Department chairs are the “front line” of academic management (whether or not, in fact, their positions are classified as management or as faculty) -- yet most department chairs receive little or no training for their positions.

There are reasons for this:

  • A lack of appropriately trained trainers on campus
  • A chair population that makes up a mixed audience from the very new to the long-term, seasoned chair
  • Differing needs across disciplines
  • No clear training curriculum or outcomes

Yet many problems that rise to higher levels of administration could be avoided or mitigated if they are handled by well-trained chairs in the first place. And institutions that neglect chairs do so at their own peril. Leadership training is especially critical now, given the pressures that tightened budgets, changing modes of delivery for instruction, increased demands for accountability, the growing diversity of the academy, and increased attention to employment law within academic institutions, all place on the expectations for department chairs.
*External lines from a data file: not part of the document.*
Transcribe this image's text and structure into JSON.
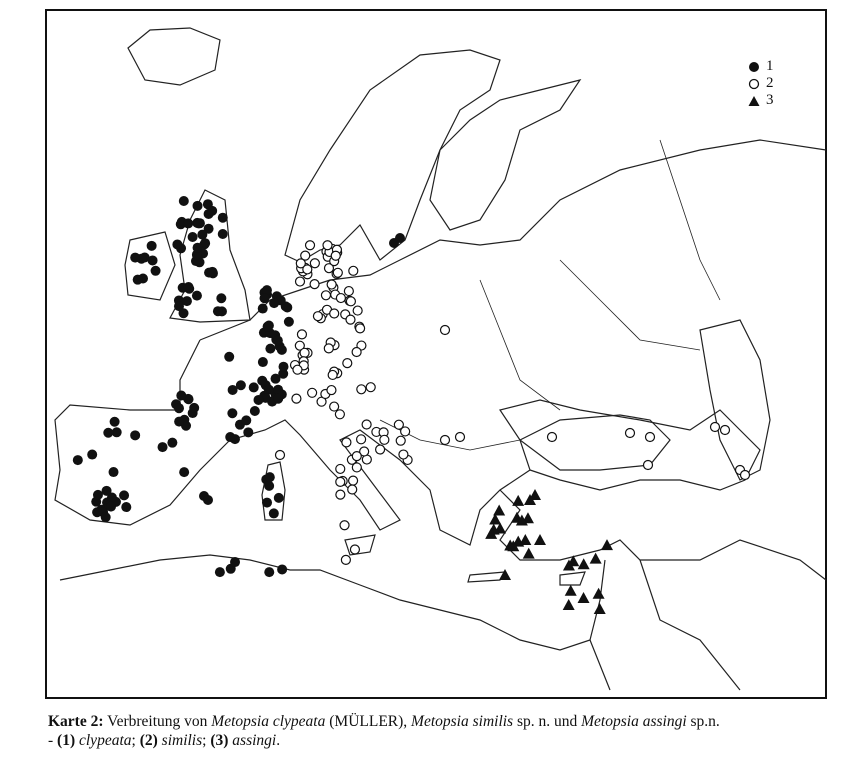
{
  "legend": [
    {
      "label": "1",
      "symbol": "filled-circle"
    },
    {
      "label": "2",
      "symbol": "open-circle"
    },
    {
      "label": "3",
      "symbol": "filled-triangle"
    }
  ],
  "caption": {
    "label": "Karte 2:",
    "text1": " Verbreitung von ",
    "sp1": "Metopsia clypeata",
    "author": " (MÜLLER), ",
    "sp2": "Metopsia similis",
    "text2": " sp. n. und ",
    "sp3": "Metopsia assingi",
    "text3": " sp.n.",
    "line2_prefix": "- ",
    "k1": "(1)",
    "n1": " clypeata",
    "sep1": "; ",
    "k2": "(2)",
    "n2": " similis",
    "sep2": "; ",
    "k3": "(3)",
    "n3": " assingi",
    "end": "."
  },
  "colors": {
    "ink": "#111111",
    "paper": "#ffffff"
  }
}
Why "Leadership" Training?

Leadership training goes beyond other kinds of training. Indeed, the term "leadership training" might well be parsed out as a combination of training and leadership development:

  • Training is a means of teaching chairs particular institutional policies, practices, resource management tools, and the like. The desired outcomes are easily measured and quickly implemented.
  • Leadership, on the other hand, is a more ephemeral outcome. A good department chair will mentor junior faculty, foster a collegial environment, support a diverse group of teachers and scholars, encourage voluntary compliance with mandates from “on high,” to name a few desiderata – and doing so requires judgment and character traits that warrant following. So, developing leadership in your department chairs must be a sustained effort that involves the practicing of skills across a broad array of contexts.

Developing a leadership training curriculum must take these features into account. The best training programs will both produce immediate outcomes and develop leadership skills over a sustained period of time.